The company that touts “democratizing finance for all,” that many redditors have relied on to foil the fat cats’ plan to short a beloved videogame store, is really stealing from the poor to give to the rich. Within an hour, billions have been transferred from individual retail investors to hedge fund managers in the name of Robinhood. Its app store rating plummeted from 5 to 1.

This is a blatant act of market manipulation, and lovers of freedom on both sides of the aisle should be outraged. In a free market, stocks should be able to be bought or sold at any time and foolish actions should reap negative consequences—even if those consequences come via spiteful “average joe” investors who’ve likely gone through a hellish year where they’ve felt squeezed and short-changed by establishment elites in government and big business.

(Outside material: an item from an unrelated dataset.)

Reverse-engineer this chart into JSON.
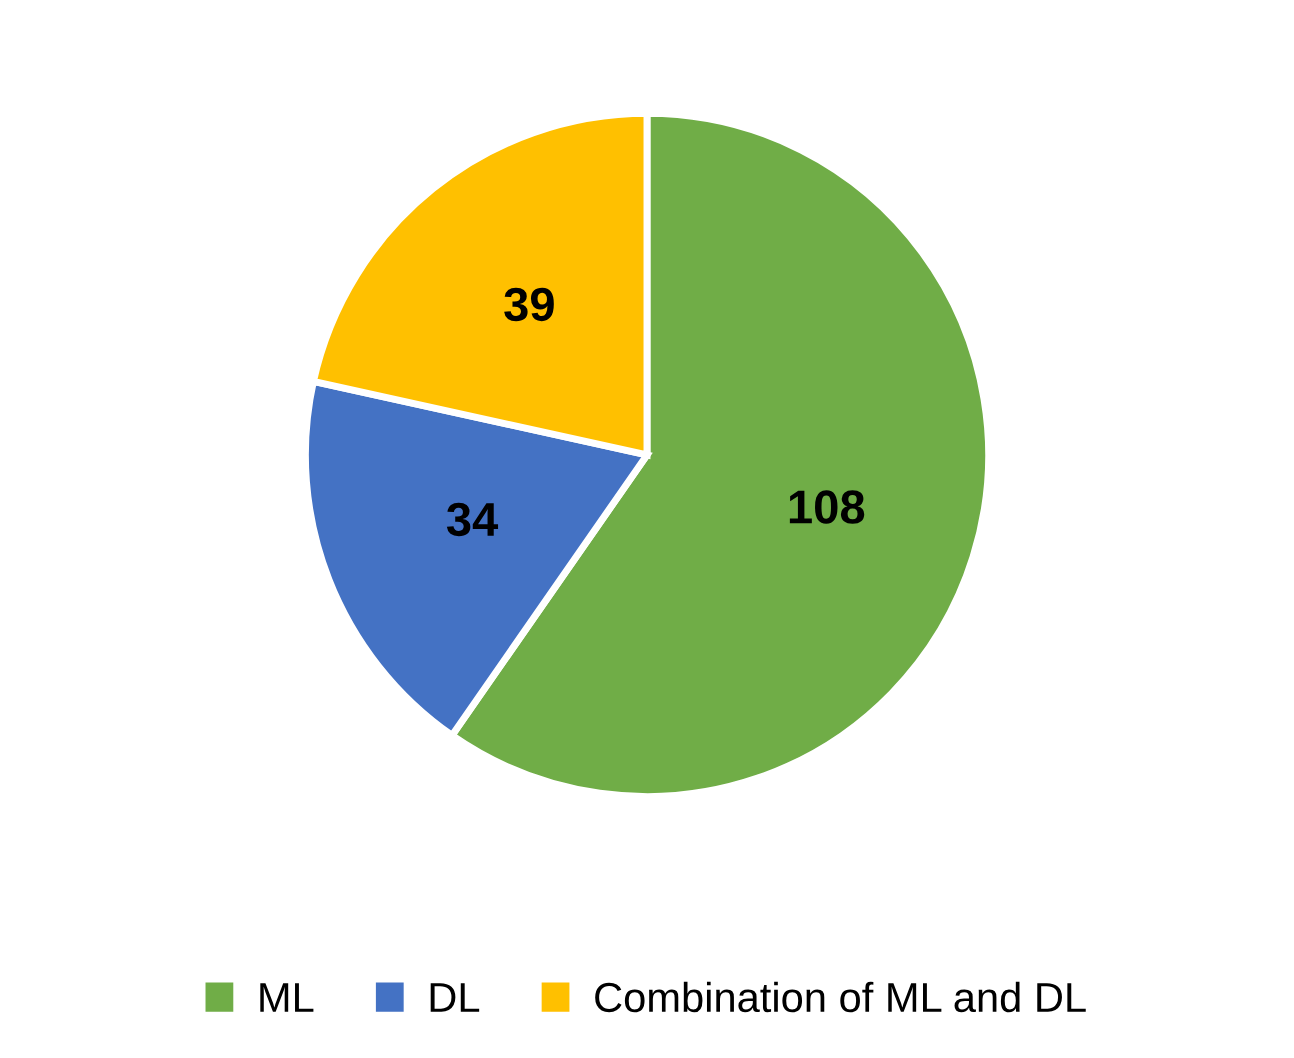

You’re probably wondering what’s next. That depends on the constitution of retail investors. The subredditors of r/wallstreetbets have received an overwhelming amount of support for the hold position as trade volumes indicate the price crash was caused by very few sellers but high-frequency small trades that artificially crashed the price.

This is Melvin’s/Robinhood’s/Citadel’s/Cohen’s last battle effort before the inevitable short squeeze tomorrow. As long as retail investors hold, they should see their position skyrocket. But do they have the strength to do so as prices artificially tanked? Considering GME has recovered to $246, it appears they might. This is a once in a decade spectacle that has pitted retail investors against hedge fund managers, with irony off-the-charts: a platform called Robinhood screwing small-time investors? Really?

Whether the trend of Big Business succeeding while the average American suffers continues through 2021 is anyone’s guess. But we deserve a better ending than bitter irony.